I think that this is a good starter list for an important discussion - I'd say thread but I think I'm also meaning something a bit more than that,
Sometimes I think that there aren't many people who are actually ill who are in a position to input because it takes experience of lots of different points in your life to realise that the threshold/committments+intrusions = amount of recovery needed
or rate of acceleration or change
and that new levels only slowly can be confirmed and kickedin as 'concrete' almost as a hindsight when you realise that an approx monthly routine that used to be OK now isn't just ending in feeling worse
this month (because maybe I had a cold or that 'thing' was more than I realised at the time) but no it's been 5months in a row now and I definitely am not just disorientated but that [disorientation] is because I'm not acknowledgeing eg a weekly shower and x things is now
too much.
or something similar, is going on,
and the symptoms which includes things which seem more obvious to laypersons as symptoms - the problematic people wanting us to list some approx ave of 'fatigue' as if it is a constant feast, but also pain, 'sleep' as if that is only relevant for being 'good or bad' rather than being a recovery mechanism as well as an indicator and so on.
but also fatiguability (how quickly we tire) and PEM (how much we get hit with payback for doing x, but also is cumulative) are sort of a combo of symptoms and functional 'snapshot in time' measures
BUt both of the above also are a combination of 'threshold/severity'
and current threshold/committments+intrusions
because that's what threshold is - and it's a moving feast even we can't easily measure until we get to a point many many months down the line where life might 'even out' in how much support and committments we have vs what we can do.

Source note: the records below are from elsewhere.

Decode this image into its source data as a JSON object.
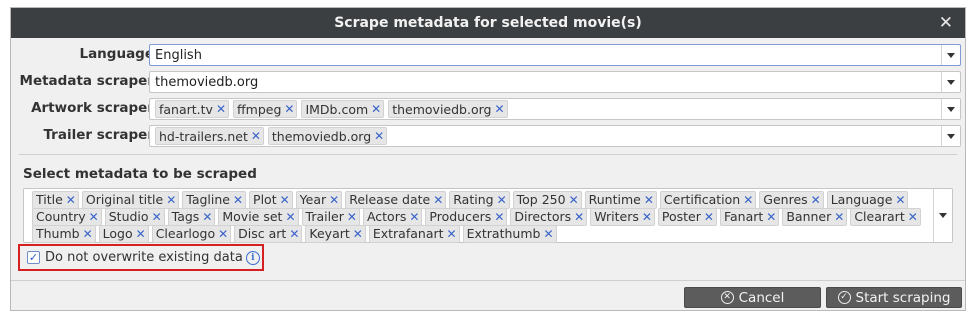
{
  "dialog": {
    "title": "Scrape metadata for selected movie(s)",
    "close_glyph": "✕"
  },
  "fields": {
    "language": {
      "label": "Language",
      "value": "English"
    },
    "metadata_scraper": {
      "label": "Metadata scraper",
      "value": "themoviedb.org"
    },
    "artwork_scraper": {
      "label": "Artwork scraper",
      "chips": [
        "fanart.tv",
        "ffmpeg",
        "IMDb.com",
        "themoviedb.org"
      ]
    },
    "trailer_scraper": {
      "label": "Trailer scraper",
      "chips": [
        "hd-trailers.net",
        "themoviedb.org"
      ]
    }
  },
  "metadata_section": {
    "label": "Select metadata to be scraped",
    "rows": [
      [
        "Title",
        "Original title",
        "Tagline",
        "Plot",
        "Year",
        "Release date",
        "Rating",
        "Top 250",
        "Runtime",
        "Certification",
        "Genres",
        "Language"
      ],
      [
        "Country",
        "Studio",
        "Tags",
        "Movie set",
        "Trailer",
        "Actors",
        "Producers",
        "Directors",
        "Writers",
        "Poster",
        "Fanart",
        "Banner",
        "Clearart"
      ],
      [
        "Thumb",
        "Logo",
        "Clearlogo",
        "Disc art",
        "Keyart",
        "Extrafanart",
        "Extrathumb"
      ]
    ]
  },
  "overwrite_checkbox": {
    "label": "Do not overwrite existing data",
    "checked": true,
    "info_glyph": "i"
  },
  "buttons": {
    "cancel": {
      "label": "Cancel",
      "icon": "cancel-circle-icon"
    },
    "start": {
      "label": "Start scraping",
      "icon": "check-circle-icon"
    }
  },
  "colors": {
    "titlebar": "#3c3f41",
    "chip_remove": "#3a63c9",
    "highlight_border": "#d42020",
    "button": "#5c5c5c"
  }
}
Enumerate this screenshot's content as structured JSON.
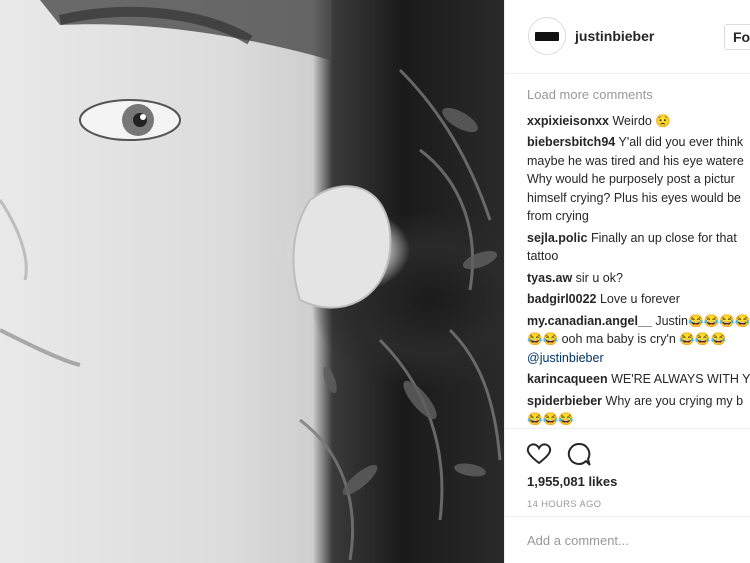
{
  "post": {
    "photo_icon": "photo-bw-portrait",
    "username": "justinbieber",
    "follow_label": "Fol",
    "load_more": "Load more comments",
    "comments": [
      {
        "author": "xxpixieisonxx",
        "text": "Weirdo 😟",
        "link": ""
      },
      {
        "author": "biebersbitch94",
        "text": "Y'all did you ever think\nmaybe he was tired and his eye watere\nWhy would he purposely post a pictur\nhimself crying? Plus his eyes would be\nfrom crying",
        "link": ""
      },
      {
        "author": "sejla.polic",
        "text": "Finally an up close for that\ntattoo",
        "link": ""
      },
      {
        "author": "tyas.aw",
        "text": "sir u ok?",
        "link": ""
      },
      {
        "author": "badgirl0022",
        "text": "Love u forever",
        "link": ""
      },
      {
        "author": "my.canadian.angel__",
        "text": "Justin😂😂😂😂\n😂😂 ooh ma baby is cry'n 😂😂😂",
        "link": "@justinbieber"
      },
      {
        "author": "karincaqueen",
        "text": "WE'RE ALWAYS WITH Y",
        "link": ""
      },
      {
        "author": "spiderbieber",
        "text": "Why are you crying my b\n😂😂😂",
        "link": ""
      }
    ],
    "likes": "1,955,081 likes",
    "time": "14 HOURS AGO",
    "add_comment_placeholder": "Add a comment..."
  },
  "icons": {
    "like": "heart-icon",
    "comment": "comment-bubble-icon"
  },
  "colors": {
    "text": "#262626",
    "muted": "#999999",
    "border": "#efefef",
    "link": "#003569"
  }
}
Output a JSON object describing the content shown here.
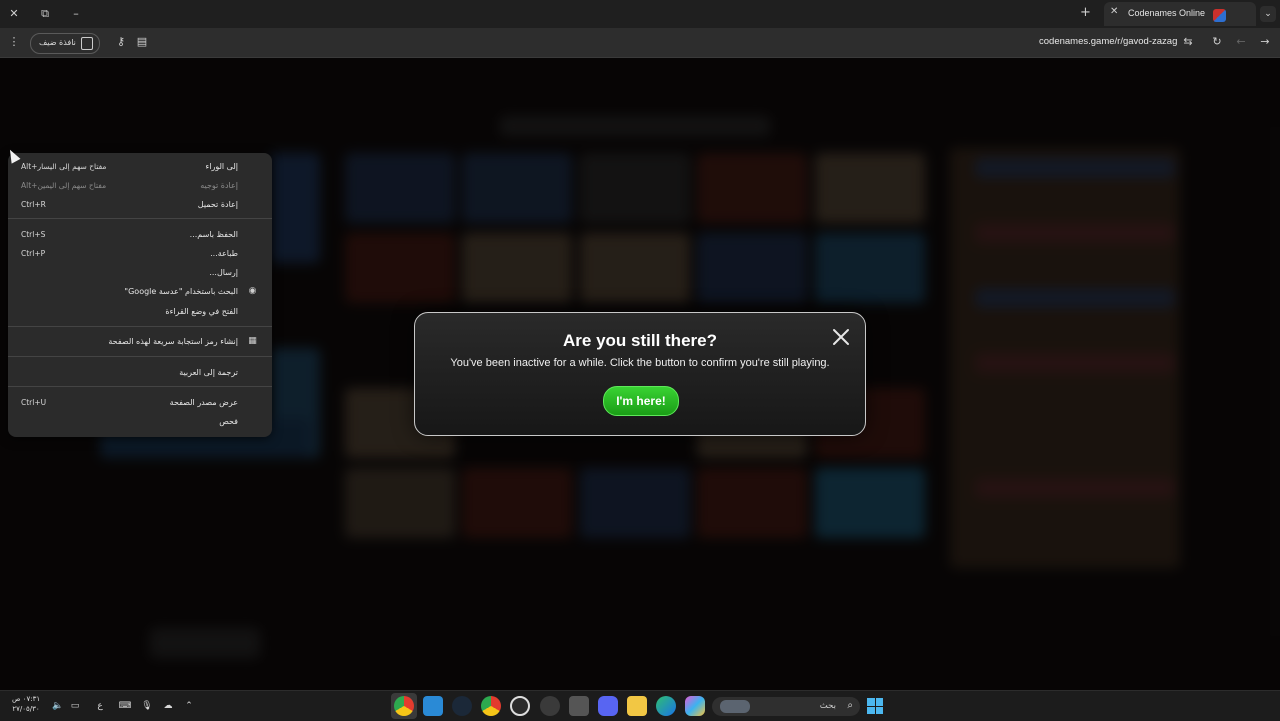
{
  "browser": {
    "tab_title": "Codenames Online",
    "url": "codenames.game/r/gavod-zazag",
    "guest_label": "نافذة ضيف"
  },
  "context_menu": {
    "items": [
      {
        "label": "إلى الوراء",
        "shortcut": "Alt+مفتاح سهم إلى اليسار",
        "disabled": false
      },
      {
        "label": "إعادة توجيه",
        "shortcut": "Alt+مفتاح سهم إلى اليمين",
        "disabled": true
      },
      {
        "label": "إعادة تحميل",
        "shortcut": "Ctrl+R",
        "disabled": false
      },
      {
        "label": "الحفظ باسم...",
        "shortcut": "Ctrl+S",
        "disabled": false
      },
      {
        "label": "طباعة...",
        "shortcut": "Ctrl+P",
        "disabled": false
      },
      {
        "label": "إرسال...",
        "shortcut": "",
        "disabled": false
      },
      {
        "label": "البحث باستخدام \"عدسة Google\"",
        "shortcut": "",
        "disabled": false,
        "icon": "lens-icon"
      },
      {
        "label": "الفتح في وضع القراءة",
        "shortcut": "",
        "disabled": false
      },
      {
        "label": "إنشاء رمز استجابة سريعة لهذه الصفحة",
        "shortcut": "",
        "disabled": false,
        "icon": "qr-code-icon"
      },
      {
        "label": "ترجمة إلى العربية",
        "shortcut": "",
        "disabled": false
      },
      {
        "label": "عرض مصدر الصفحة",
        "shortcut": "Ctrl+U",
        "disabled": false
      },
      {
        "label": "فحص",
        "shortcut": "",
        "disabled": false
      }
    ]
  },
  "modal": {
    "title": "Are you still there?",
    "body": "You've been inactive for a while. Click the button to confirm you're still playing.",
    "button": "I'm here!"
  },
  "taskbar": {
    "time": "٠٧:٣١ ص",
    "date": "٢٧/٠٥/٣٠",
    "lang": "ع",
    "search_placeholder": "بحث"
  },
  "colors": {
    "accent_green": "#22b81c",
    "menu_bg": "#2b2b2b",
    "start_blue": "#4cb8f0"
  }
}
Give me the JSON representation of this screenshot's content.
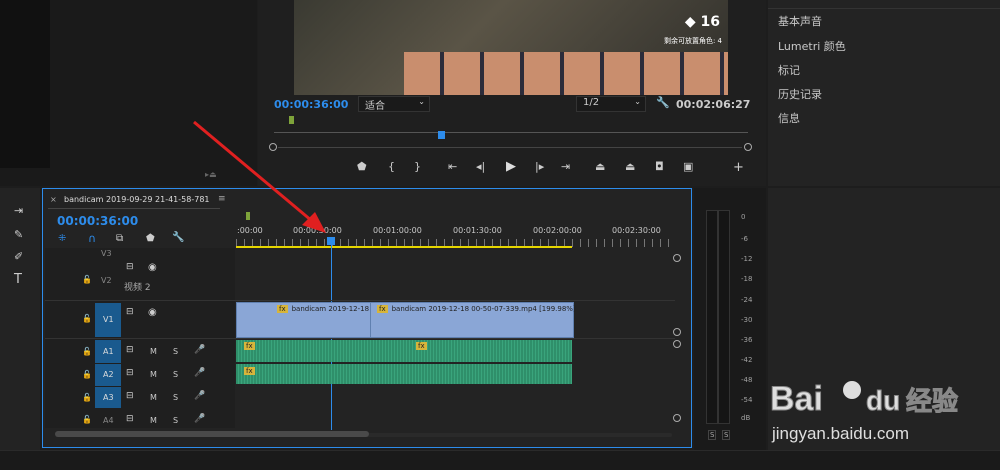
{
  "program": {
    "timecode": "00:00:36:00",
    "fit_label": "适合",
    "resolution": "1/2",
    "duration": "00:02:06:27",
    "game_counter": "16",
    "game_text": "剩余可放置角色: 4"
  },
  "right_panel": {
    "items": [
      "基本声音",
      "Lumetri 颜色",
      "标记",
      "历史记录",
      "信息"
    ]
  },
  "timeline": {
    "sequence_name": "bandicam 2019-09-29 21-41-58-781",
    "timecode": "00:00:36:00",
    "ruler_labels": [
      ":00:00",
      "00:00:30:00",
      "00:01:00:00",
      "00:01:30:00",
      "00:02:00:00",
      "00:02:30:00"
    ],
    "tracks": {
      "v3": "V3",
      "v2": "V2",
      "v1": "V1",
      "a1": "A1",
      "a2": "A2",
      "a3": "A3",
      "a4": "A4",
      "v2_name": "视频 2"
    },
    "clips": {
      "clip1": "bandicam 2019-12-18",
      "clip2": "bandicam 2019-12-18 00-50-07-339.mp4 [199.98%]"
    },
    "mute": "M",
    "solo": "S"
  },
  "meter": {
    "labels": [
      "0",
      "-6",
      "-12",
      "-18",
      "-24",
      "-30",
      "-36",
      "-42",
      "-48",
      "-54",
      "dB"
    ],
    "solo_buttons": [
      "S",
      "S"
    ]
  },
  "watermark": {
    "text": "jingyan.baidu.com"
  },
  "colors": {
    "accent": "#2d8ceb",
    "clip_video": "#8aa6d6",
    "clip_audio": "#2f8f6a",
    "annotation": "#e02020"
  }
}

Then we have to explain it to any outsiders.
Although I have noticed the few who do speak to lots of people on a topic who are at different severities probably do, if they are of the right mind (ie not brainwashed into thinking fatigue but can get it is the aftermath thing), manage to start seeing the wood for the trees as they are sort of in a unique position to have that overview.
I understand it is probably a really complex illness for those relatively new, by ME/CFS standards, to it. And that the instinct is that we have to chop things up to more manageable chunks to find things to measure. Or some other strategy to find wood for trees.
But someone who has been at bottom end of severe's 5/10 for pain or sleep or PEM can't be assumed to be the same as someone who is mild's 5/10 but also can't be assumed not to be. So it all has to be focused on 'within person change' ie assume everyone only has their own scale, but also it is too much of a task even if that same person had been mild once and is now severe to be continually comparing it just as a cognitive task to do accurately - tho they might be able to do that once in a while for some very specific defined comparator situation.